Now that house prices have crashed, leaving a wake of financial devastation across the country, the shiny house in the suburbs has lost its appeal. In the end, a house is just a place to live, not a serious strategy for getting rich (unless you want to be a professional landlord). 

What is the result?

Ahead of the Bell: New Home Sales

Sales of new homes are expected to have risen to a seasonally adjusted annual rate of 303,000 last month, according to a consensus forecast of economists surveyed by FactSet. That would be up slightly from 300,000 in March. Yet the pace remains far below the 700,000 new homes a year that economists say would represent a healthy rate.

Last year, Americans bought 323,000 new homes. That was the fewest annual total on records going back 47 years and 14 percent fewer than the number sold in 2009.

It was also the fifth straight year that new-home sales declined after hitting record highs in the previous five years, when the housing market was booming. Economists say it will take years before sales return to pre-housing boom levels.

Diminished sales have driven down the median price of a new home to about $213,800 -- about the same as in 2004.

During the boom, we were building nearly 2 million houses per year. Construction has fallen by more than 80% since the peak. Still, there will be 1.2 million foreclosures this year, and banks are still holding 870,000 already foreclosed properties.

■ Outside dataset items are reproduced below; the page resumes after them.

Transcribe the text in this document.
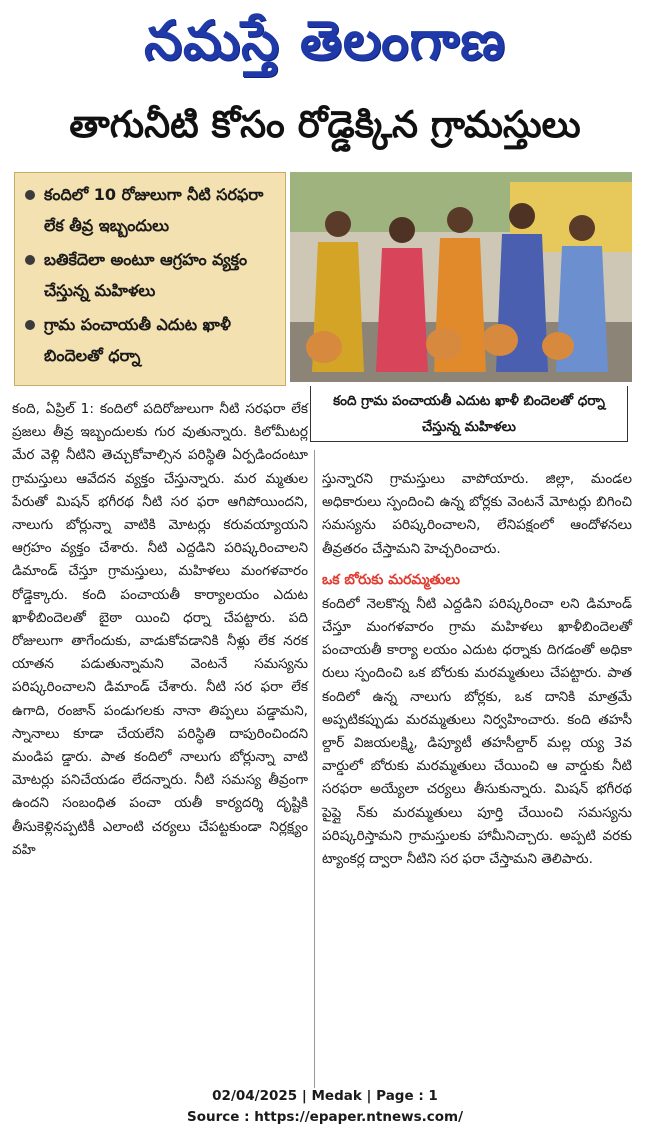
నమస్తే తెలంగాణ
తాగునీటి కోసం రోడ్డెక్కిన గ్రామస్తులు
కందిలో 10 రోజులుగా నీటి సరఫరా లేక తీవ్ర ఇబ్బందులు
బతికేదెలా అంటూ ఆగ్రహం వ్యక్తం చేస్తున్న మహిళలు
గ్రామ పంచాయతీ ఎదుట ఖాళీ బిందెలతో ధర్నా
కంది గ్రామ పంచాయతీ ఎదుట ఖాళీ బిందెలతో ధర్నా చేస్తున్న మహిళలు
కంది, ఏప్రిల్ 1: కందిలో పదిరోజులుగా నీటి సరఫరా లేక ప్రజలు తీవ్ర ఇబ్బందులకు గుర వుతున్నారు. కిలోమీటర్ల మేర వెళ్లి నీటిని తెచ్చుకోవాల్సిన పరిస్థితి ఏర్పడిందంటూ గ్రామస్తులు ఆవేదన వ్యక్తం చేస్తున్నారు. మర మ్మతుల పేరుతో మిషన్ భగీరథ నీటి సర ఫరా ఆగిపోయిందని, నాలుగు బోర్లున్నా వాటికి మోటర్లు కరువయ్యాయని ఆగ్రహం వ్యక్తం చేశారు. నీటి ఎద్దడిని పరిష్కరించాలని డిమాండ్ చేస్తూ గ్రామస్తులు, మహిళలు మంగళవారం రోడ్డెక్కారు. కంది పంచాయతీ కార్యాలయం ఎదుట ఖాళీబిందెలతో బైఠా యించి ధర్నా చేపట్టారు. పది రోజులుగా తాగేందుకు, వాడుకోవడానికి నీళ్లు లేక నరక యాతన పడుతున్నామని వెంటనే సమస్యను పరిష్కరించాలని డిమాండ్ చేశారు. నీటి సర ఫరా లేక ఉగాది, రంజాన్ పండుగలకు నానా తిప్పలు పడ్డామని, స్నానాలు కూడా చేయలేని పరిస్థితి దాపురించిందని మండిప డ్డారు. పాత కందిలో నాలుగు బోర్లున్నా వాటి మోటర్లు పనిచేయడం లేదన్నారు. నీటి సమస్య తీవ్రంగా ఉందని సంబంధిత పంచా యతీ కార్యదర్శి దృష్టికి తీసుకెళ్లినప్పటికీ ఎలాంటి చర్యలు చేపట్టకుండా నిర్లక్ష్యం వహి
స్తున్నారని గ్రామస్తులు వాపోయారు. జిల్లా, మండల అధికారులు స్పందించి ఉన్న బోర్లకు వెంటనే మోటర్లు బిగించి సమస్యను పరిష్కరించాలని, లేనిపక్షంలో ఆందోళనలు తీవ్రతరం చేస్తామని హెచ్చరించారు.
ఒక బోరుకు మరమ్మతులు
కందిలో నెలకొన్న నీటి ఎద్దడిని పరిష్కరించా లని డిమాండ్ చేస్తూ మంగళవారం గ్రామ మహిళలు ఖాళీబిందెలతో పంచాయతీ కార్యా లయం ఎదుట ధర్నాకు దిగడంతో అధికా రులు స్పందించి ఒక బోరుకు మరమ్మతులు చేపట్టారు. పాత కందిలో ఉన్న నాలుగు బోర్లకు, ఒక దానికి మాత్రమే అప్పటికప్పుడు మరమ్మతులు నిర్వహించారు. కంది తహసీ ల్దార్ విజయలక్ష్మి, డిప్యూటీ తహసీల్దార్ మల్ల య్య 3వ వార్డులో బోరుకు మరమ్మతులు చేయించి ఆ వార్డుకు నీటి సరఫరా అయ్యేలా చర్యలు తీసుకున్నారు. మిషన్ భగీరథ పైప్లై న్‌కు మరమ్మతులు పూర్తి చేయించి సమస్యను పరిష్కరిస్తామని గ్రామస్తులకు హామీనిచ్చారు. అప్పటి వరకు ట్యాంకర్ల ద్వారా నీటిని సర ఫరా చేస్తామని తెలిపారు.
02/04/2025 | Medak | Page : 1
Source : https://epaper.ntnews.com/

Given the above, I think the right question to ask is: How long will it take for the economy to absorb the excess inventory? Could be enlightening.

One more thing: Before you take this as pessimistic, I would say that the resilience of the economy in face of the above statistics is actually pretty impressive. I would also note that GDP is measured year over year and housing would only need to return to rather pedestrian contstruction figures of 450,000 units or so to be a significant growth driver for the economy.

Population is growing. Eventually this all works out.